We think there may still be a bug with --check-boot that we're looking into.

sadsfae commented 4 years ago

idrac_interfaces.yml should match the PXE-enabled interfaces now for r740xd - we're not able to yet reproduce any issues with --check-boot let us know otherwise please.

bengland2 commented 4 years ago

@sadsfae @dblack I spoke with Chris Enright and am trying out his method:

As long as this works then I am fine with not changing things in BIOS, and Chris can always change it back with "-t foreman" when the reservation is returned. I'm trying it today with my UPI install.

bengland2 commented 4 years ago

badfish is setting the boot order as described in comment .-1 . My only suggestion is that in --check-boot, the current boot order should be explicitly listed even when it matches what's in idrac_interfaces.yml, so that you know you got the boot order set correctly. Right now it only prints it out if it doesn't match. For example:

[bengland@localhost badfish]$ for h in 3 5 7 ; do python3 badfish.py -u quads -p 502328 -i config/idrac_interfaces.yml -H mgmt-e26-h0${h}-740xd --check-boot ; done
- INFO     - Systems service: /redfish/v1/Systems/System.Embedded.1.
- INFO     - Managers service: /redfish/v1/Managers/iDRAC.Embedded.1.
- WARNING  - Current boot order is set to: director.
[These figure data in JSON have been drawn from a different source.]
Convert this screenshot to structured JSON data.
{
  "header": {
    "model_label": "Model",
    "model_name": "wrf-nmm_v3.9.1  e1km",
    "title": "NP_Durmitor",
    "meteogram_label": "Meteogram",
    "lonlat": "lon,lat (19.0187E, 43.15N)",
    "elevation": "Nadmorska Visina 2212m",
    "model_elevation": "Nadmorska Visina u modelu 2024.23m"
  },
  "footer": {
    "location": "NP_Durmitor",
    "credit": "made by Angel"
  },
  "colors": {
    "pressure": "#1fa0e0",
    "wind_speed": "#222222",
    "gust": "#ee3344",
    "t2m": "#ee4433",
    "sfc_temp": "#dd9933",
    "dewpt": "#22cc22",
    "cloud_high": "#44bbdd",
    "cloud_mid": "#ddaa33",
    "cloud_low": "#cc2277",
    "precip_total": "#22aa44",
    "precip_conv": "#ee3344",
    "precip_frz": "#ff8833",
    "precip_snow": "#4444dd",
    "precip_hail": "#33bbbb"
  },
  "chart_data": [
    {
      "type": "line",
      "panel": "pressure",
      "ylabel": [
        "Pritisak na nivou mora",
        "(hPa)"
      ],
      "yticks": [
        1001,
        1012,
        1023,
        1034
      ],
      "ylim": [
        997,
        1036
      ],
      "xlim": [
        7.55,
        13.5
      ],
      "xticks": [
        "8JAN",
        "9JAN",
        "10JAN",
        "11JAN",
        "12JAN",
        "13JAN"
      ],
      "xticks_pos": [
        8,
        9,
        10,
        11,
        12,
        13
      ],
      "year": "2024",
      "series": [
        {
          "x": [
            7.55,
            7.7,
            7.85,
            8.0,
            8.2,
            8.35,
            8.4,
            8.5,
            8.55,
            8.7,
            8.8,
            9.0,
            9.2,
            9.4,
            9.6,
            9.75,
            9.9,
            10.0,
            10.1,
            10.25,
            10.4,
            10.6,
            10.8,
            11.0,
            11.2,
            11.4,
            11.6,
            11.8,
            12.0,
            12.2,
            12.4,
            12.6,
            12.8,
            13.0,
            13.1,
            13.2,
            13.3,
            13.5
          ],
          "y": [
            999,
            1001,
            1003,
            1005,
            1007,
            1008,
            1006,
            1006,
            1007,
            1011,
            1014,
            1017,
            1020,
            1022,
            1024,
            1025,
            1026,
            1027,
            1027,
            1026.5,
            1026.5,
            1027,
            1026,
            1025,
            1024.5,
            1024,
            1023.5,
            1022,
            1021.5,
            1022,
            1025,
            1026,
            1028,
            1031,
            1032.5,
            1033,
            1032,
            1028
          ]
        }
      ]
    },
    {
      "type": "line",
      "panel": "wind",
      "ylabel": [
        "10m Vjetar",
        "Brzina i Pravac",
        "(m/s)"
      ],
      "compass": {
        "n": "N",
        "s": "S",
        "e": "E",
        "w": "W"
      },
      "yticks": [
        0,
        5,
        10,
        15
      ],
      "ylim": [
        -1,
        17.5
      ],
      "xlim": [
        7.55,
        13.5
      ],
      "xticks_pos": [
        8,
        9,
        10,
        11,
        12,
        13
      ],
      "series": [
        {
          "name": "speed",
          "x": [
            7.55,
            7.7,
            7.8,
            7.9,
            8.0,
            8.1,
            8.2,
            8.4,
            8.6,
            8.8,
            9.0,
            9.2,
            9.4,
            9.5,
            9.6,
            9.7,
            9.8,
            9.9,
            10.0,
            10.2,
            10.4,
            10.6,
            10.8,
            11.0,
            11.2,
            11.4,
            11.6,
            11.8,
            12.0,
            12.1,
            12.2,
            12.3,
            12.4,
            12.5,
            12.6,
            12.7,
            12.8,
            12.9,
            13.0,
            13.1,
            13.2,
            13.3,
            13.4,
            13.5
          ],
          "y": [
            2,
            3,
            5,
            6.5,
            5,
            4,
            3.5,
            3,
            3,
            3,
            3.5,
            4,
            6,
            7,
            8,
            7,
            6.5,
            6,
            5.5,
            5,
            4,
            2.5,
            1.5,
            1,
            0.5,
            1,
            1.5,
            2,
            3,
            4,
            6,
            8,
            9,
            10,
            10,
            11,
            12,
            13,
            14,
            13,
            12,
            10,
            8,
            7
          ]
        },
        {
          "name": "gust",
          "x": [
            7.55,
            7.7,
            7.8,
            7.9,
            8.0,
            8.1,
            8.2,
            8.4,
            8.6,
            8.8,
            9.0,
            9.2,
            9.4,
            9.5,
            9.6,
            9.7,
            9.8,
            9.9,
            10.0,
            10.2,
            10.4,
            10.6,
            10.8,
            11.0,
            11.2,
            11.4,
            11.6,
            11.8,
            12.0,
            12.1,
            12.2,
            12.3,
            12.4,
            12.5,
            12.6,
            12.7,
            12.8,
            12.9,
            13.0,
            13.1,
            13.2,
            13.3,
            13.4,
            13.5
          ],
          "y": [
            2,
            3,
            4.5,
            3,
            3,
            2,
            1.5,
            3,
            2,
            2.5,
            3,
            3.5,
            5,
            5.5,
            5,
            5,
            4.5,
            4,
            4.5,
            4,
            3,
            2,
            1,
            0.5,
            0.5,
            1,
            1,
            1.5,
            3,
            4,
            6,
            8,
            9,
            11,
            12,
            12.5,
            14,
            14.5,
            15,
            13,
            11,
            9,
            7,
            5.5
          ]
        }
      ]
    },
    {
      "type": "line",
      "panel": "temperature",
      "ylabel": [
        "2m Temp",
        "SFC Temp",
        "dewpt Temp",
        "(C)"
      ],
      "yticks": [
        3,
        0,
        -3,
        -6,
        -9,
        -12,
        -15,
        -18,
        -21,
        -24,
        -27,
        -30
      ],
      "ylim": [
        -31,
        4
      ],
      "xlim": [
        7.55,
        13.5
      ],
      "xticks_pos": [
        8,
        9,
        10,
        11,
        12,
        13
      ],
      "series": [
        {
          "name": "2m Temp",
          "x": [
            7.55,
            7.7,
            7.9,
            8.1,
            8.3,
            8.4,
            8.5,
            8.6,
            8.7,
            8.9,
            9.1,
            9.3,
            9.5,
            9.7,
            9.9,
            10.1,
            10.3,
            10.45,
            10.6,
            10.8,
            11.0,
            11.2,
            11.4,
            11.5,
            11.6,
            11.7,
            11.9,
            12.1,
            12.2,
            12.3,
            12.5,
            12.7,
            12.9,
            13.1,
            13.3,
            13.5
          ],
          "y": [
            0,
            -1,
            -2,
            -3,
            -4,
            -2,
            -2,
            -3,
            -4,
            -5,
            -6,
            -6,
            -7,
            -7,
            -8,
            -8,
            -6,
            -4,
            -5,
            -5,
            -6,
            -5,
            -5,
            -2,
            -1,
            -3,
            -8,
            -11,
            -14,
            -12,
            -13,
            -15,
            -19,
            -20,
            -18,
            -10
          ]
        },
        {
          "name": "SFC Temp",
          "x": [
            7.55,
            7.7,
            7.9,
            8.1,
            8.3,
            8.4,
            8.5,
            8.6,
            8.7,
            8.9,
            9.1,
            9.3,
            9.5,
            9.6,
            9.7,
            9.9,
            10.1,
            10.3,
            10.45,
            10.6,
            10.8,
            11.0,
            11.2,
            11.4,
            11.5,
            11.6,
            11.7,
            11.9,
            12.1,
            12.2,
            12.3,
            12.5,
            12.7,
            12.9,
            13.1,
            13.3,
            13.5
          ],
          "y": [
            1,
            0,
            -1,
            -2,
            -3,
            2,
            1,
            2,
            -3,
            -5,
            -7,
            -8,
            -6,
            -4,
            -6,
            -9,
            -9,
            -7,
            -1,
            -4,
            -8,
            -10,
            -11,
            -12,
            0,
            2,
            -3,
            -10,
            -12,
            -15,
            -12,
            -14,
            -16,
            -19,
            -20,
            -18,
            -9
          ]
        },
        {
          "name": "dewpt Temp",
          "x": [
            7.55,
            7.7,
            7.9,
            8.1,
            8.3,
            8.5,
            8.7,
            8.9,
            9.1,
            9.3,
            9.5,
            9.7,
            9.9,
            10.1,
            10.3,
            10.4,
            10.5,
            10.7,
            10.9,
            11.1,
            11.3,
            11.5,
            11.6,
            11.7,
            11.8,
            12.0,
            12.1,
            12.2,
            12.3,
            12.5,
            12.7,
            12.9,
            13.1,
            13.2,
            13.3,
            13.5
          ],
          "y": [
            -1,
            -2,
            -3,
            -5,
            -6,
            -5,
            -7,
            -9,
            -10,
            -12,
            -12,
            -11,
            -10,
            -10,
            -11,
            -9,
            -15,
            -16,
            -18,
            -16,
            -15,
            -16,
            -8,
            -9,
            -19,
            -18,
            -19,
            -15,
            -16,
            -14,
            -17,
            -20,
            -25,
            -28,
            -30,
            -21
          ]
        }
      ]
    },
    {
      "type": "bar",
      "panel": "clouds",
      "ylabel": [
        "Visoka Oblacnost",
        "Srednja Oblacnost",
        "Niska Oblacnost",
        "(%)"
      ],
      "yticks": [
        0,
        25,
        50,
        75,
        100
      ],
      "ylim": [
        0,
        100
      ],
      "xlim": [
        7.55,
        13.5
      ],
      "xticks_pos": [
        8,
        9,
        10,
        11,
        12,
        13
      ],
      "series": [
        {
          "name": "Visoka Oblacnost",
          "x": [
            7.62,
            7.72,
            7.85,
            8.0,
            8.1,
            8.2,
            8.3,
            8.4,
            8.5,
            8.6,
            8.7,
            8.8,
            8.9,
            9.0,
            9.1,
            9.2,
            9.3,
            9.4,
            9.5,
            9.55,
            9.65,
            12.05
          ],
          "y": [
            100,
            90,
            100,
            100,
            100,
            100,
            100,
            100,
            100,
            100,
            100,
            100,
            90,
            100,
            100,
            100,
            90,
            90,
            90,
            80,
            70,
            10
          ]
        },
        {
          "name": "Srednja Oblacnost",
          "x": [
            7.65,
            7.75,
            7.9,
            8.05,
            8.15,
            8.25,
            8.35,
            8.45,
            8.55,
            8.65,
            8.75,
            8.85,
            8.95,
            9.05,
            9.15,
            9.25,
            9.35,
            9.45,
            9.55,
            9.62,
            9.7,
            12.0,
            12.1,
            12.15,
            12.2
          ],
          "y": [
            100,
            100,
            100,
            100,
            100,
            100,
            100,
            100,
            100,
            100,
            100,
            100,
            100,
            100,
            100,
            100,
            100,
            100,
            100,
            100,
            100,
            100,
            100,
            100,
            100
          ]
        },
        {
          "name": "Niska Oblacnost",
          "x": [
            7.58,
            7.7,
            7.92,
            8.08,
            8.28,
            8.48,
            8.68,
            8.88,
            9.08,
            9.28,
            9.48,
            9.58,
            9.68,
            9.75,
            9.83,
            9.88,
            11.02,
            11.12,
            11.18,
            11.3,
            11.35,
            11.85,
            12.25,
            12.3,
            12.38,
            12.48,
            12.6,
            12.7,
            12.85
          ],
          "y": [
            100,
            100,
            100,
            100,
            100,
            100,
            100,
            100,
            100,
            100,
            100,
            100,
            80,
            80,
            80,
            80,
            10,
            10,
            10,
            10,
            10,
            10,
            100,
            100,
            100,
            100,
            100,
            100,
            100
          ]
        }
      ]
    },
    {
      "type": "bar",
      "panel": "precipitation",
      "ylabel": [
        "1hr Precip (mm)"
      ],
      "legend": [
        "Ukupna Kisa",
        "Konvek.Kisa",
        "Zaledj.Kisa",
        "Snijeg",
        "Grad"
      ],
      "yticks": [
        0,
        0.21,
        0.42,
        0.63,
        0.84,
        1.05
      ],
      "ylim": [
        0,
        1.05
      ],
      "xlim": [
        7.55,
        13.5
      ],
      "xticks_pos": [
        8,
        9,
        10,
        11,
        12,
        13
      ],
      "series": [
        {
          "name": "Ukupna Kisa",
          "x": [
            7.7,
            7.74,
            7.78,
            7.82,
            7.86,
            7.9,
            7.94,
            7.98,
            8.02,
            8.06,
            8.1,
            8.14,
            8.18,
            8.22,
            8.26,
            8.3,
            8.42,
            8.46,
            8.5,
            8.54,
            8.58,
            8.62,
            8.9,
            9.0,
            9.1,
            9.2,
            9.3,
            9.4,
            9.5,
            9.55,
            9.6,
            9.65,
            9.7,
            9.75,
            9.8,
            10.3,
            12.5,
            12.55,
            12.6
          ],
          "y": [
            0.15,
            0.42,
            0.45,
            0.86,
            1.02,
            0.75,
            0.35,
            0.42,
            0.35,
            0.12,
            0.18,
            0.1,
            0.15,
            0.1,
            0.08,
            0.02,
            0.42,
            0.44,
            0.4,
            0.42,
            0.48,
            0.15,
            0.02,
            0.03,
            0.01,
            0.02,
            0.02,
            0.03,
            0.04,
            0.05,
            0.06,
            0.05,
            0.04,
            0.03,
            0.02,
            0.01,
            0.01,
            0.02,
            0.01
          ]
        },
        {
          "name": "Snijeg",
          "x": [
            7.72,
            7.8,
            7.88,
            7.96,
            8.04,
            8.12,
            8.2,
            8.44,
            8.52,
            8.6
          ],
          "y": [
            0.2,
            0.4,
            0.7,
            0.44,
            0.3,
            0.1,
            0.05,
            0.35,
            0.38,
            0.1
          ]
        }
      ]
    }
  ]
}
I'd like to see the boot order explicitly listed in all cases in order to be sure that it's what I intended. It lists the current boot order in this example:

[bengland@localhost badfish]$ python3 badfish.py -u quads -p 502328 -i config/idrac_interfaces.yml -H mgmt-e26-h05-740xd --check-boot
- INFO     - Systems service: /redfish/v1/Systems/System.Embedded.1.
- INFO     - Managers service: /redfish/v1/Managers/iDRAC.Embedded.1.
- WARNING  - Current boot order does not match any of the given.
- INFO     - Current boot order:
- INFO     - 1: HardDisk.List.1-1
- INFO     - 2: NIC.Integrated.1-1-1
- INFO     - 3: NIC.Integrated.1-2-1
- INFO     - 4: NIC.Integrated.1-4-1
- INFO     - 5: NIC.Slot.7-2-1
- INFO     - 6: NIC.Slot.7-1-1
- INFO     - 7: NIC.Integrated.1-3-1
bengland2 commented 4 years ago

@cenright It works for me, I consider it resolved. Just took some getting used to it and how to make use of it. Might want to touch up documentation. For example, it's not obvious that you don't have to fill in all the interfaces in the boot order list, and it will just take the ones you care about and put them at the front of the list, which is good enough for openshift OCP4 install. Also, it's not obvious but you don't want to change "foreman", you want to leave that one alone so that you can revert the machine to how you found it when the reservation was given to you. And it doesn't let you choose anything besides foreman or director, so I edit "director_740xd_interfaces" entry to support openshift install and then use -t director, since I'm not going to switch reservation from openshift to openstack.

bengland2 commented 4 years ago

clearly the lab team does not like it if you change the boot order but unfortunately for ocp4_upi_baremetal it doesn't know how to operate without changing the boot order on Dells. Maybe there is a way in badfish to do a one shot PXE boot on a particular NIC port to eliminate need for this, will look into this.

grafuls commented 3 years ago

clearly the lab team does not like it if you change the boot order but unfortunately for ocp4_upi_baremetal it doesn't know how to operate without changing the boot order on Dells. Maybe there is a way in badfish to do a one shot PXE boot on a particular NIC port to eliminate need for this, will look into this.

@bengland2 we already have a method for this specific functionality where you con boot to a specific device [1] or to a specific MAC address [2]. Hope this is still useful for you.

[1] https://github.com/redhat-performance/badfish/#forcing-a-one-time-boot-to-a-specific-device [2] https://github.com/redhat-performance/badfish/#forcing-a-one-time-boot-to-a-specific-mac-address

bengland2 commented 3 years ago

I think we're all switching to use JetSki anyway. And I think JetSki auto-sets the boot order using badfish so this should not be an issue going forward.